Health information technology (HIT) is changing the delivery of health care. The federal government has spent billions of dollars to assist physicians and hospitals use HIT to improve outcomes. and a recent one found that HIT also has positive financial benefits for providers, consumers, and the entire health care system.
The authors reviewed the literature for articles that discussed HIT applications and financial outcomes. The review focused on electronic health records (EHRs), computerized physician order entry (CPOE), clinical decision support (CDS), and health information exchange (HIE) and included studies set in the United States that measured financial effect as a primary outcome. The resulting 57 articles were analyzed according to clinical setting, HIT application, study design, financial outcomes, and stakeholders affected.
Most of the studies involved outpatient settings (53%), while inpatient and emergency departments were also represented (30% and 9%, respectively). Studies of EHRs and CPOE/CDS were more common (46% and 42%, respectively) than those looking at HIE (9%). The majority of the studies had experimental or observational designs (60%) as opposed to case studies (19%) and models or projections (21%).

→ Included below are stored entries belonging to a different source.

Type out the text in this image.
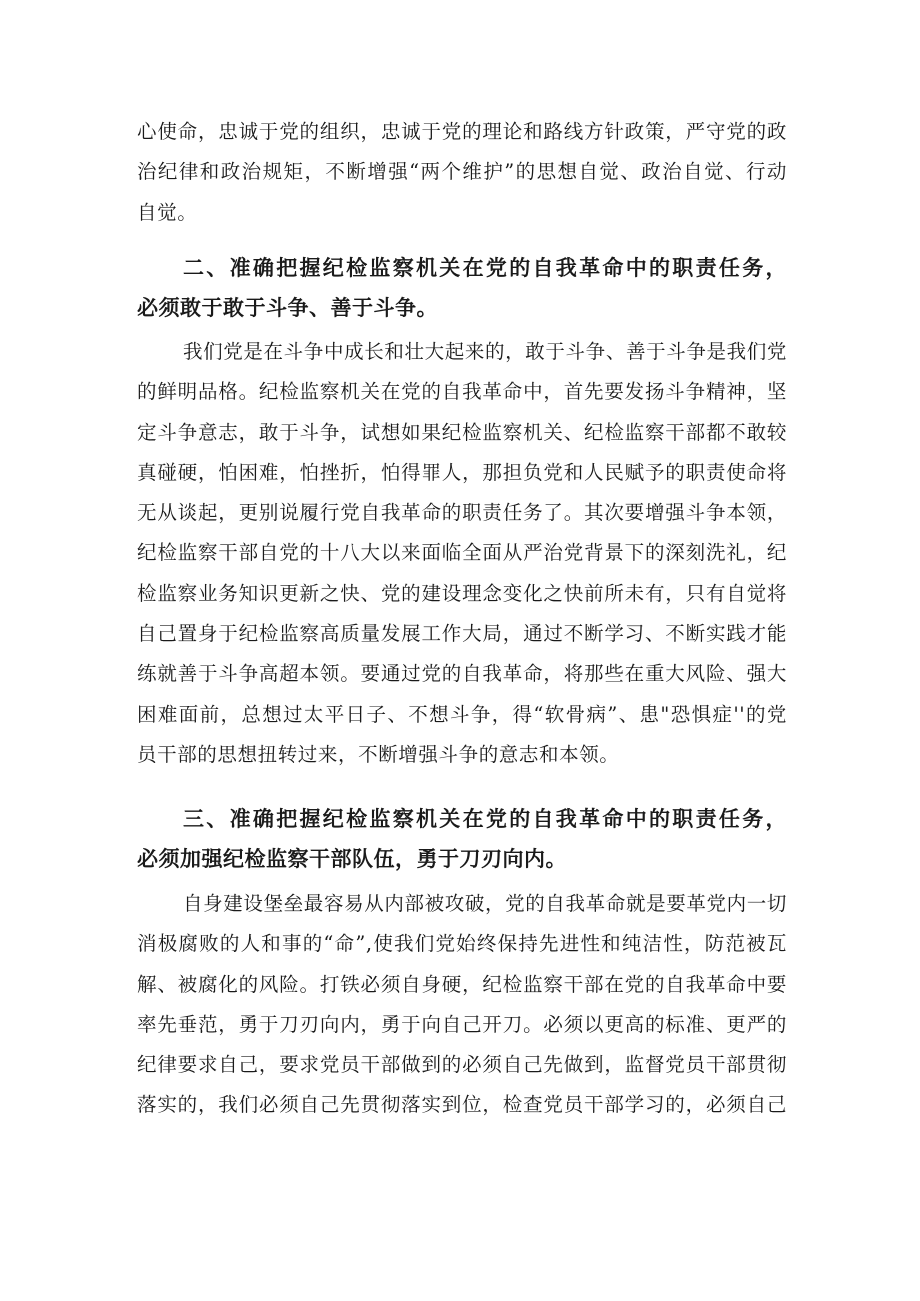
心使命，忠诚于党的组织，忠诚于党的理论和路线方针政策，严守党的政
治纪律和政治规矩，不断增强“两个维护”的思想自觉、政治自觉、行动
自觉。

二、准确把握纪检监察机关在党的自我革命中的职责任务，
必须敢于敢于斗争、善于斗争。

我们党是在斗争中成长和壮大起来的，敢于斗争、善于斗争是我们党
的鲜明品格。纪检监察机关在党的自我革命中，首先要发扬斗争精神，坚
定斗争意志，敢于斗争，试想如果纪检监察机关、纪检监察干部都不敢较
真碰硬，怕困难，怕挫折，怕得罪人，那担负党和人民赋予的职责使命将
无从谈起，更别说履行党自我革命的职责任务了。其次要增强斗争本领，
纪检监察干部自党的十八大以来面临全面从严治党背景下的深刻洗礼，纪
检监察业务知识更新之快、党的建设理念变化之快前所未有，只有自觉将
自己置身于纪检监察高质量发展工作大局，通过不断学习、不断实践才能
练就善于斗争高超本领。要通过党的自我革命，将那些在重大风险、强大
困难面前，总想过太平日子、不想斗争，得“软骨病”、患"恐惧症''的党
员干部的思想扭转过来，不断增强斗争的意志和本领。

三、准确把握纪检监察机关在党的自我革命中的职责任务，
必须加强纪检监察干部队伍，勇于刀刃向内。

自身建设堡垒最容易从内部被攻破，党的自我革命就是要革党内一切
消极腐败的人和事的“命”,使我们党始终保持先进性和纯洁性，防范被瓦
解、被腐化的风险。打铁必须自身硬，纪检监察干部在党的自我革命中要
率先垂范，勇于刀刃向内，勇于向自己开刀。必须以更高的标准、更严的
纪律要求自己，要求党员干部做到的必须自己先做到，监督党员干部贯彻
落实的，我们必须自己先贯彻落实到位，检查党员干部学习的，必须自己
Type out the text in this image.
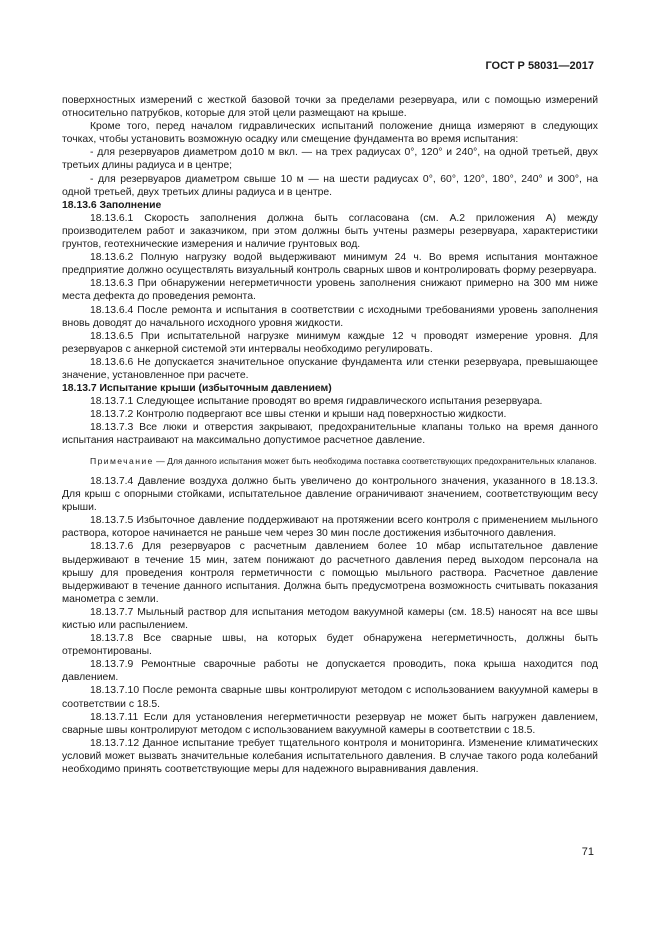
ГОСТ Р 58031—2017

поверхностных измерений с жесткой базовой точки за пределами резервуара, или с помощью измерений относительно патрубков, которые для этой цели размещают на крыше.

Кроме того, перед началом гидравлических испытаний положение днища измеряют в следующих точках, чтобы установить возможную осадку или смещение фундамента во время испытания:

- для резервуаров диаметром до10 м вкл. — на трех радиусах 0°, 120° и 240°, на одной третьей, двух третьих длины радиуса и в центре;

- для резервуаров диаметром свыше 10 м — на шести радиусах 0°, 60°, 120°, 180°, 240° и 300°, на одной третьей, двух третьих длины радиуса и в центре.

18.13.6 Заполнение

18.13.6.1 Скорость заполнения должна быть согласована (см. А.2 приложения А) между производителем работ и заказчиком, при этом должны быть учтены размеры резервуара, характеристики грунтов, геотехнические измерения и наличие грунтовых вод.

18.13.6.2 Полную нагрузку водой выдерживают минимум 24 ч. Во время испытания монтажное предприятие должно осуществлять визуальный контроль сварных швов и контролировать форму резервуара.

18.13.6.3 При обнаружении негерметичности уровень заполнения снижают примерно на 300 мм ниже места дефекта до проведения ремонта.

18.13.6.4 После ремонта и испытания в соответствии с исходными требованиями уровень заполнения вновь доводят до начального исходного уровня жидкости.

18.13.6.5 При испытательной нагрузке минимум каждые 12 ч проводят измерение уровня. Для резервуаров с анкерной системой эти интервалы необходимо регулировать.

18.13.6.6 Не допускается значительное опускание фундамента или стенки резервуара, превышающее значение, установленное при расчете.

18.13.7 Испытание крыши (избыточным давлением)

18.13.7.1 Следующее испытание проводят во время гидравлического испытания резервуара.

18.13.7.2 Контролю подвергают все швы стенки и крыши над поверхностью жидкости.

18.13.7.3 Все люки и отверстия закрывают, предохранительные клапаны только на время данного испытания настраивают на максимально допустимое расчетное давление.

Примечание — Для данного испытания может быть необходима поставка соответствующих предохранительных клапанов.

18.13.7.4 Давление воздуха должно быть увеличено до контрольного значения, указанного в 18.13.3. Для крыш с опорными стойками, испытательное давление ограничивают значением, соответствующим весу крыши.

18.13.7.5 Избыточное давление поддерживают на протяжении всего контроля с применением мыльного раствора, которое начинается не раньше чем через 30 мин после достижения избыточного давления.

18.13.7.6 Для резервуаров с расчетным давлением более 10 мбар испытательное давление выдерживают в течение 15 мин, затем понижают до расчетного давления перед выходом персонала на крышу для проведения контроля герметичности с помощью мыльного раствора. Расчетное давление выдерживают в течение данного испытания. Должна быть предусмотрена возможность считывать показания манометра с земли.

18.13.7.7 Мыльный раствор для испытания методом вакуумной камеры (см. 18.5) наносят на все швы кистью или распылением.

18.13.7.8 Все сварные швы, на которых будет обнаружена негерметичность, должны быть отремонтированы.

18.13.7.9 Ремонтные сварочные работы не допускается проводить, пока крыша находится под давлением.

18.13.7.10 После ремонта сварные швы контролируют методом с использованием вакуумной камеры в соответствии с 18.5.

18.13.7.11 Если для установления негерметичности резервуар не может быть нагружен давлением, сварные швы контролируют методом с использованием вакуумной камеры в соответствии с 18.5.

18.13.7.12 Данное испытание требует тщательного контроля и мониторинга. Изменение климатических условий может вызвать значительные колебания испытательного давления. В случае такого рода колебаний необходимо принять соответствующие меры для надежного выравнивания давления.

71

Seventy-five percent of the studies reported financial benefits across care settings and applications, with ten articles (18%) showing mixed or neutral effect and four (7%) demonstrating negative outcomes. Positive financial outcomes were measured through cost savings and revenue. The most widely cited mechanism for savings was on administrative goods/personnel, with additional savings on pharmaceuticals associated with CPOE/CDS applications, billing-coding, adverse drug events, diagnostic tests, clinical personnel and chronic diseases. In the included studies, providers reaped the most benefit, with 74% of the articles reporting financial benefits to them, followed by payers (28%), society (12%), and consumers (2%).
The authors concluded that more research into the financial effects of health information technology is needed. They highlighted the paucity of data on the costs of the initial HIT investment and the need for scientifically rigorous study designs with more comprehensive variables identified in future studies.
With increasing investments in HIT on the horizon, this article is timely and suggests that these initiatives will benefit stakeholders in the long term. As recommended by the authors, researchers should include HIT’s financial effects in their study designs since this information is critical to policy decisions that impact long-term HIT funding and sustainability. A broader focus on financial impact to consumers and the system as a whole is needed to define the most appropriate mechanisms for investment.
The thought of improved future cost savings and revenues incentivizes providers to adopt and use HIT. However, it is important to note the lack of data around the initial HIT investment, which may pose a barrier to adoption for some providers – especially those in small, rural, or underserved communities that lack the resources to initiate the transition.